Ek olarak, spekülasyonlar, mikro kazalar anlamında istemsiz göz hareketlerinin de fenomene katkıda bulunduğunu öne sürüyor. Bu mikro kazalar, ışığı kalıcı olarak retinadaki yeni reseptörlere kaydırır, çünkü tamamen statik ışık uyarıcıları görsel algıyı atlatır. Özellikle yorgun olduğunda gözlerin güçlü mikro hareketleri meydana gelir ve bu bazen otokinetik etkide rol oynar. Ancak gözlerin mikro hareketleri, yaşanan ışık uyaranlarının hareketleriyle birebir eşitlenmemelidir.
Otokinetik etki, gece uçuşlarında pilotlar için özel bir rol oynar. Gece uçuşları sırasında, tek renkli siyah bir ortamda tek tek ışık noktalarını doğru şekilde sınıflandırmanız ve yerelleştirmeniz gerekebilir, örneğin yerdeki veya yıldızlarınki gibi statik ışıklar. Otokinetik etki nedeniyle, çevrelerindeki statik ışıkları başka bir uçağın ışıkları gibi düşünebilirler.
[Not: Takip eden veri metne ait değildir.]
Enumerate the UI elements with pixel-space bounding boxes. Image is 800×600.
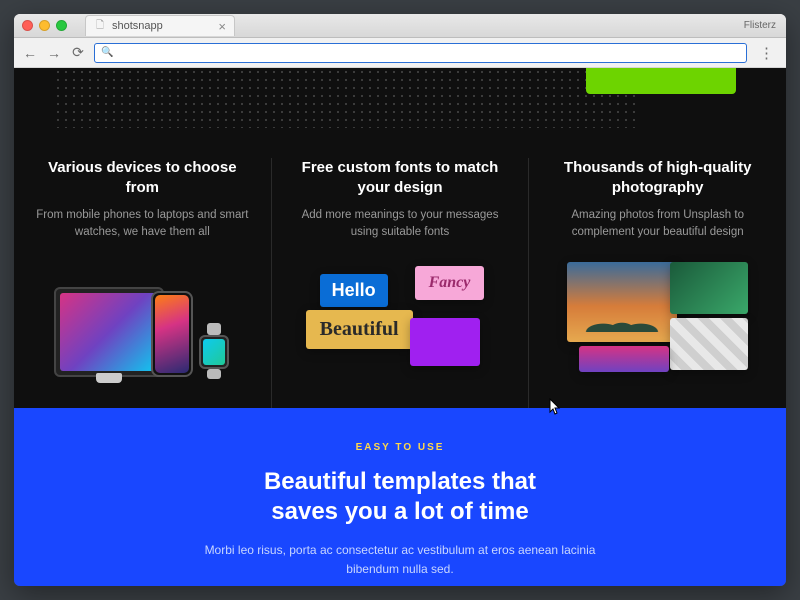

Bu, görünürdeki çarpışma rotasını ışık noktasıyla düzeltmek isteyebileceğiniz ölçüde güvenliği tehdit eder.
İlaçlarınızı burada bulabilirsiniz
➔ Göz enfeksiyonları için ilaçlarHastalıklar ve rahatsızlıklar
Otokinetik etkinin hastalık değeri yoktur. Doğal bir algılama süreci temelinde ortaya çıkan optik bir yanılsamadır. Otokinetik etkinin sağlıklı insanlarda olduğu gibi aynı yoğunlukta göz kasları felçli kişilerde meydana gelip gelmediği cevapsız bir soru olarak kalmaktadır. Gözlerin mikro hareketleri etkiye katkıda bulunuyor gibi göründüğünden, bu mikro hareketlerde başarısız olan insanlar bu halüsinasyona büyük ölçüde bağışık olacaktır.
Işık noktalarının algılanan hareketinin nesnel bir temeli olmadığından, otokinetik etki, psikolojik görüşlerin oluşumunu incelemek için uygundur. Muzafer Sherif, 1935 yılında grup deneylerinde bu tür incelemeler yaptı. Çalışmasında, çalışma katılımcıları ışıkların hareketini öznel olarak değerlendirmek ve grup bağlamında yargılarını iletmek zorundaydı. Belirli bir zamandan itibaren, çalışma katılımcılarının algıları kabul etti. Bu, grup takımyıldızlarının fikir oluşturan etkisini doğruluyor gibi görünüyor. Çalışmadan genellikle fikir oluşturma süreçlerindeki akran baskısıyla bağlantılı olarak bahsedilir.